El inglés lo ha sido con 23 años, nueves meses y 27 días frente a los 24 años, 1 mes y 27 días de Fernando Alonso. Arrebatarle al español, su enemigo número uno, el único y más preciado récord de precocidad es la primera y gran revancha. Una venganza fría tras el festín en caliente que se dio sobre el asfalto de Interlagos.

Con el Mundial perdido, con sus rivales relamiéndose de placer y el box de Ferrari en plena fiesta de celebración del que creían título de Massa, Hamilton alcanzó la gloria en el último suspiro. En el antepenúltimo exactamente. En la decimotercera de las quince curvas de las que consta el trazado y en la vuelta 71ª. Ya no había más opciones. Metros después esperaba la bandera a cuadros que marcaba el final de carrera. El cierre del curso.

El inglés había caído en la trampa urdida por otro de sus más tenaces oponentes, Kubica. El polaco, doblado y sin protagonismo, adelantó a Hamilton, le taponó y, en medio de la distracción, Vettel aceleró y le birló al inglés la quinta posición. La que necesitaba para ser campeón.

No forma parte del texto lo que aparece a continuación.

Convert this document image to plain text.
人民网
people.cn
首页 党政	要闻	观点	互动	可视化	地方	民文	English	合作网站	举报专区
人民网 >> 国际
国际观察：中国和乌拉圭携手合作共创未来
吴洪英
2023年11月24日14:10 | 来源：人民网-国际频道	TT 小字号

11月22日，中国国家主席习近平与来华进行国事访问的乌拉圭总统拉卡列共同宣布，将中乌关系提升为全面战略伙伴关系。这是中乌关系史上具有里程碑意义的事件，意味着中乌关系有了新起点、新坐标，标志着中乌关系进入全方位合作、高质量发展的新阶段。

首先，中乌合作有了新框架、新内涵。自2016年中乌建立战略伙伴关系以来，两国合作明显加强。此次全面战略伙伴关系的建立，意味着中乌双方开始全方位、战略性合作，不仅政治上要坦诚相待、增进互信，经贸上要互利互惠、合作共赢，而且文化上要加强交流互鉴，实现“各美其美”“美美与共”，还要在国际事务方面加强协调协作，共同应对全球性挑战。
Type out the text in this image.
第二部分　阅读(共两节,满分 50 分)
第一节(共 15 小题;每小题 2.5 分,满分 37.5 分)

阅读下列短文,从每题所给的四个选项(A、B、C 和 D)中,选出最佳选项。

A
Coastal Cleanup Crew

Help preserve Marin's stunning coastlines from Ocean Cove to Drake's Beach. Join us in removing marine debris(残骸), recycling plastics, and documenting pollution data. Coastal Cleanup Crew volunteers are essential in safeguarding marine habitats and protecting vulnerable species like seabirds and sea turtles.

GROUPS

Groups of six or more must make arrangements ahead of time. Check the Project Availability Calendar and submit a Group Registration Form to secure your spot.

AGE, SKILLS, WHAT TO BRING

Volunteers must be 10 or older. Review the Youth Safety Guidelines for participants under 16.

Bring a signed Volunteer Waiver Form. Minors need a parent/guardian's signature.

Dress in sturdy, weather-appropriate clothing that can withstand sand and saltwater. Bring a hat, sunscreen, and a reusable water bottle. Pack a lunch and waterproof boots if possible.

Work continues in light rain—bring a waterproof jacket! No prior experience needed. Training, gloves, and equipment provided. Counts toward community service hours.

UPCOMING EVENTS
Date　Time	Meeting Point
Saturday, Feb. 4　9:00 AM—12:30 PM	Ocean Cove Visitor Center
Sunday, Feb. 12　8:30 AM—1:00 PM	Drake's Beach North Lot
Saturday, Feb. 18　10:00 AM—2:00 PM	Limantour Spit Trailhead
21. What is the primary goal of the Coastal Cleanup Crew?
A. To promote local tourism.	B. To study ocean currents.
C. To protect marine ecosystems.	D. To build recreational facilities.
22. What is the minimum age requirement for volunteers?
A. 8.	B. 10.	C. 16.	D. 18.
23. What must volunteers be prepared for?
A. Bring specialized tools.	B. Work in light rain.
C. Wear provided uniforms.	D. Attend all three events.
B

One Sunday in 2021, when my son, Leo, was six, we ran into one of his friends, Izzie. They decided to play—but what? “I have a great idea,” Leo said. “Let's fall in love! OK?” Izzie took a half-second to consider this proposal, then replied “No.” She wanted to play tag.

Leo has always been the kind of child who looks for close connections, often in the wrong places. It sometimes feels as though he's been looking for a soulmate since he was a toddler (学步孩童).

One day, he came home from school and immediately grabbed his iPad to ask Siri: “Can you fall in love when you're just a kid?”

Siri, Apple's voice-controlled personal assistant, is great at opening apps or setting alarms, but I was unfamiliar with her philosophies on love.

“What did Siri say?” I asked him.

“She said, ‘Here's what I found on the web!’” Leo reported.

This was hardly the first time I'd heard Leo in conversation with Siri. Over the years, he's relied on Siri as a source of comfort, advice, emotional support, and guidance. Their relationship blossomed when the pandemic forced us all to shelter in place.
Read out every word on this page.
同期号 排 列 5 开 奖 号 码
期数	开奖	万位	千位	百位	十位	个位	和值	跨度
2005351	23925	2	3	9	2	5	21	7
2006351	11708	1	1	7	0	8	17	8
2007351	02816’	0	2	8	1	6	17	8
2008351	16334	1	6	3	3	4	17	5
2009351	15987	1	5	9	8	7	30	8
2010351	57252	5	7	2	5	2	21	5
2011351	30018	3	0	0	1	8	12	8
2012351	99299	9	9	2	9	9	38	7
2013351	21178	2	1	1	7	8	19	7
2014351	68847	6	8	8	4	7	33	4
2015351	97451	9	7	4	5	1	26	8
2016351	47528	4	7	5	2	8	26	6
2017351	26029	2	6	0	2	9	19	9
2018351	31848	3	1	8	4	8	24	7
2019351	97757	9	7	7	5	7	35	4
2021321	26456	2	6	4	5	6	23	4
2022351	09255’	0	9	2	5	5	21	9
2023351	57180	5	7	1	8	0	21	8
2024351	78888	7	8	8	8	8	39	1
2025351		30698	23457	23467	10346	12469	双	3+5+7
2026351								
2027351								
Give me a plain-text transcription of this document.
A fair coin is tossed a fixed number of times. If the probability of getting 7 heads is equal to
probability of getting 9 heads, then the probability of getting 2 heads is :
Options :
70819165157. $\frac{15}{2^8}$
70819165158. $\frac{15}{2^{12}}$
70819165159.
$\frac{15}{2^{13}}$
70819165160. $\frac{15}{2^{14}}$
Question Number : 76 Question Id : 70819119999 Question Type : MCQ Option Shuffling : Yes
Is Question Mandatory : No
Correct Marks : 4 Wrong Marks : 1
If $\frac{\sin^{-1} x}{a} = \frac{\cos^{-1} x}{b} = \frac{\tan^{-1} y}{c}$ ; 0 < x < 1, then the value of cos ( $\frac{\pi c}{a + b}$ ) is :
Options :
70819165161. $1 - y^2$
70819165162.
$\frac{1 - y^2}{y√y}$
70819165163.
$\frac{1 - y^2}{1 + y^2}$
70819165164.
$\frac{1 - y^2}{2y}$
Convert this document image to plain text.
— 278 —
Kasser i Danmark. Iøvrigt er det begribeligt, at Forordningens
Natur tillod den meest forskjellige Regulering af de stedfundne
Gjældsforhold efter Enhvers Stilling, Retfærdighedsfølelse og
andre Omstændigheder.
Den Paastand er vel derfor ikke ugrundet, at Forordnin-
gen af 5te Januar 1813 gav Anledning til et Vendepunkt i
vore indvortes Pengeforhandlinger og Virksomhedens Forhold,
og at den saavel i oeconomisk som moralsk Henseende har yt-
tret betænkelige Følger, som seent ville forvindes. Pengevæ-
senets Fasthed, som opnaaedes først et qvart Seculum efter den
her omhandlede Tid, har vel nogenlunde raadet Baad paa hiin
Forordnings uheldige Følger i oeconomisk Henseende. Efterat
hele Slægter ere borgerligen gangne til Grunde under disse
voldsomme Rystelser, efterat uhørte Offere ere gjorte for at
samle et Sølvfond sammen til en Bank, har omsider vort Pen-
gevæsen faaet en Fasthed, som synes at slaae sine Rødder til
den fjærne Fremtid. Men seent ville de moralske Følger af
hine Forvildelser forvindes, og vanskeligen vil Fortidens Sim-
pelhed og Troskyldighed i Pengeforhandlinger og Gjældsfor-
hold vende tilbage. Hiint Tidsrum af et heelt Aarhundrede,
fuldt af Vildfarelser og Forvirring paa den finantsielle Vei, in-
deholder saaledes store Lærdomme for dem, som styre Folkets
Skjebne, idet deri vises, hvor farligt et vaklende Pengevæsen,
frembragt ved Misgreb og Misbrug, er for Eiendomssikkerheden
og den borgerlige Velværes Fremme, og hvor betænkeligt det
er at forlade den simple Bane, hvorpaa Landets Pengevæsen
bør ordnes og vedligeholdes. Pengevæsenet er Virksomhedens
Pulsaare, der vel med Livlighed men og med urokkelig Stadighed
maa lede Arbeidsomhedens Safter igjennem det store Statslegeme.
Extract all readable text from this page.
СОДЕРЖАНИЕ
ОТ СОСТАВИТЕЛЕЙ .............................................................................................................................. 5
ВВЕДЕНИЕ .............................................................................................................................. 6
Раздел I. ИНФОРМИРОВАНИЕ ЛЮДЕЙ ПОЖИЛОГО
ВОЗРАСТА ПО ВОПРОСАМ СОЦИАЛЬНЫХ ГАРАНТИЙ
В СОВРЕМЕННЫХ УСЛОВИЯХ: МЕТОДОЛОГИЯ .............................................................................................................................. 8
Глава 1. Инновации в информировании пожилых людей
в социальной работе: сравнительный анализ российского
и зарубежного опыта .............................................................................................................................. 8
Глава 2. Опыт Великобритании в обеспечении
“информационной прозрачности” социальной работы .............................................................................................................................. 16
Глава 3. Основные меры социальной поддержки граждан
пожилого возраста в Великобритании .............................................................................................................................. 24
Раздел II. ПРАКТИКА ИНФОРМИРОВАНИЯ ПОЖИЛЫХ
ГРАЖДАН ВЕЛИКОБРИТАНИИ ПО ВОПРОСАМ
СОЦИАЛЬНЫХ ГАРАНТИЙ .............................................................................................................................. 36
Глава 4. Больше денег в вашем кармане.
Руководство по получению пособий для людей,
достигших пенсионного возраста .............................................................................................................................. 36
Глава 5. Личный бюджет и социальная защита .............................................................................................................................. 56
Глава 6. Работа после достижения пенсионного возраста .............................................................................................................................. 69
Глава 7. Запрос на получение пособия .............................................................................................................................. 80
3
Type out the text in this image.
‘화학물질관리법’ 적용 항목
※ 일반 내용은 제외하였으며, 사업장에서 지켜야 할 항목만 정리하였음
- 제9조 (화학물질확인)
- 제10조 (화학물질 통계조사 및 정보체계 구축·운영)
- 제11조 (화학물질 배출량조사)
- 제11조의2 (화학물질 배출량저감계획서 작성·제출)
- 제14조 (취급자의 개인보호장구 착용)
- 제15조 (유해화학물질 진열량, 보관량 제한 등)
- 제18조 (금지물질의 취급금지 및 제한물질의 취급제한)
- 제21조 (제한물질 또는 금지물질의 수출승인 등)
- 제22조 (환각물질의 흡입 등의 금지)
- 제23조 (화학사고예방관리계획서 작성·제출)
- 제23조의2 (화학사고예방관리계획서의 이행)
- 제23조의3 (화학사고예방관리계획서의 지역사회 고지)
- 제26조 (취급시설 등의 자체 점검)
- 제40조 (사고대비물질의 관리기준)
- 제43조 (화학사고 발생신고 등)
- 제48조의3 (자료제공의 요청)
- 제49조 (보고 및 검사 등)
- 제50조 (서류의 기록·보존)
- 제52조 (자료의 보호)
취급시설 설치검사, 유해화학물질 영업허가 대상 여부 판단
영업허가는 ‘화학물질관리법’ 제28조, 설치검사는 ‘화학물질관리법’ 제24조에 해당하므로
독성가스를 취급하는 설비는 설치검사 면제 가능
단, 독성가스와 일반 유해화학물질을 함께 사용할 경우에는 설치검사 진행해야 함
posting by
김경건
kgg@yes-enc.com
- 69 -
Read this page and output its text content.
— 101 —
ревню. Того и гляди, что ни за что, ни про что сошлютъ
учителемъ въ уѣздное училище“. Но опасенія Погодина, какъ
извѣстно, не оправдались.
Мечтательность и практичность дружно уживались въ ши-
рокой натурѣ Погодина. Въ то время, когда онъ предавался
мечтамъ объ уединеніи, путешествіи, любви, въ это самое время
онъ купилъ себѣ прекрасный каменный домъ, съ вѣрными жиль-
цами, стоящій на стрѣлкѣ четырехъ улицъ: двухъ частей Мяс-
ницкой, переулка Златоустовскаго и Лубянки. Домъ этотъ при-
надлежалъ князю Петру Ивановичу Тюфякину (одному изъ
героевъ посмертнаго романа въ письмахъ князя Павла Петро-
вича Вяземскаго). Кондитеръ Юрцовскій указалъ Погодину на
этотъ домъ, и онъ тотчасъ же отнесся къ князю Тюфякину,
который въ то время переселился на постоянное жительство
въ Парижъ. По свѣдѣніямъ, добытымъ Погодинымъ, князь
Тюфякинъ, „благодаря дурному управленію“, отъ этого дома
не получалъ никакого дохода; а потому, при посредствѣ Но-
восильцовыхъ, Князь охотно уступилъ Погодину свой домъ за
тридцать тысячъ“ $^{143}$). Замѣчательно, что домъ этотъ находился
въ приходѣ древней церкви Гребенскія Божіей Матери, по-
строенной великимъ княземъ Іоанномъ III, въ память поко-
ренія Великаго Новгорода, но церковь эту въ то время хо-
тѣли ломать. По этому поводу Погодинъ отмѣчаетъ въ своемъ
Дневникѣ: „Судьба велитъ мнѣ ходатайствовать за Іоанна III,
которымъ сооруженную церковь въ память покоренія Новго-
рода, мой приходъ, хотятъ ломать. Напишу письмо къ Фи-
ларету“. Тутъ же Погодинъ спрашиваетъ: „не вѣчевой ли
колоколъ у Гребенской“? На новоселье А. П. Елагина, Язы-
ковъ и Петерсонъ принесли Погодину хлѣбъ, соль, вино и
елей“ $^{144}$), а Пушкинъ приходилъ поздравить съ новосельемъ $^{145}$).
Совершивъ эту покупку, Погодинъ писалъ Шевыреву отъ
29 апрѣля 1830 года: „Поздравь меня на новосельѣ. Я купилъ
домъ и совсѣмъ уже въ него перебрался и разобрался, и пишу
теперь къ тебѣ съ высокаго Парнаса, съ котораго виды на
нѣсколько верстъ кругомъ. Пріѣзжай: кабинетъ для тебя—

Llovía sobre Sao Paulo y la sombra del desastre repetido ennegreció el box de McLaren. Lewis quiso pegarse al Toro Rosso, pero el piloto alemán, poco amigo de favores y de Lewis, no es presa fácil. Impuso un ritmo infernal, imposible para Hamilton, cuyo McLaren serpenteaba desesperado sobre el asfalto. Ron Dennis sudaba, el hermano del piloto se echaba las manos a la cabeza y su padre, el famoso Anthony, ponía cara de póker ante el monitor.

Y de pronto, cuando el asfalto se acababa y el tiempo expiraba, apareció Glock. Otro declarado enemigo de Lewis desde el incidente mantenido por ambos este mismo año en la pista italiana de Monza. El alemán era cuarto, pero no había entrado a cambiar los neumáticos, calzaba gomas de seco y a duras penas lograba mantener su Toyota sobre la pista. Circulaba con extrema lentitud, así que Vettel y Hamilton le pasaron como sendas exhalaciones. Le arrancaron las pegatinas y, segundos después, el inglés cruzó la línea de meta y se supo portador del número 1 en cuanto arranque 2009.

El angustioso final tapó una carrera enorme de Massa, el aspirante que acabó llorando con sus 120.000 desconsolados seguidores, y una discreta actuación del nuevo rey de la F1. El brasileño hizo lo que debía, ganar, con dominio y control absolutos, mientras que el inglés vivió demasiadas vueltas en el alambre, jugando con la arriesgada quinta posición.

La lluvia inicial retrasó la salida, en la que todos cumplieron excepto Kovalainen. El finés rebasó a Alonso, pero el español le devolvió el golpe y Hamilton tuvo que batallar en solitario durante toda la tarde. Cuando la pista se fue secando y los coches entraron a cambiar neumáticos, el inglés regresó a la carrera sexto. Durante cuatro vueltas, hasta que pasó a Fisichella, fue subcampeón. Reinó la calma, pero el regreso del agua retrató a McLaren. El baile de gomas volvió a perjudicar a Hamilton, que pasó de la angustia a la dulce venganza.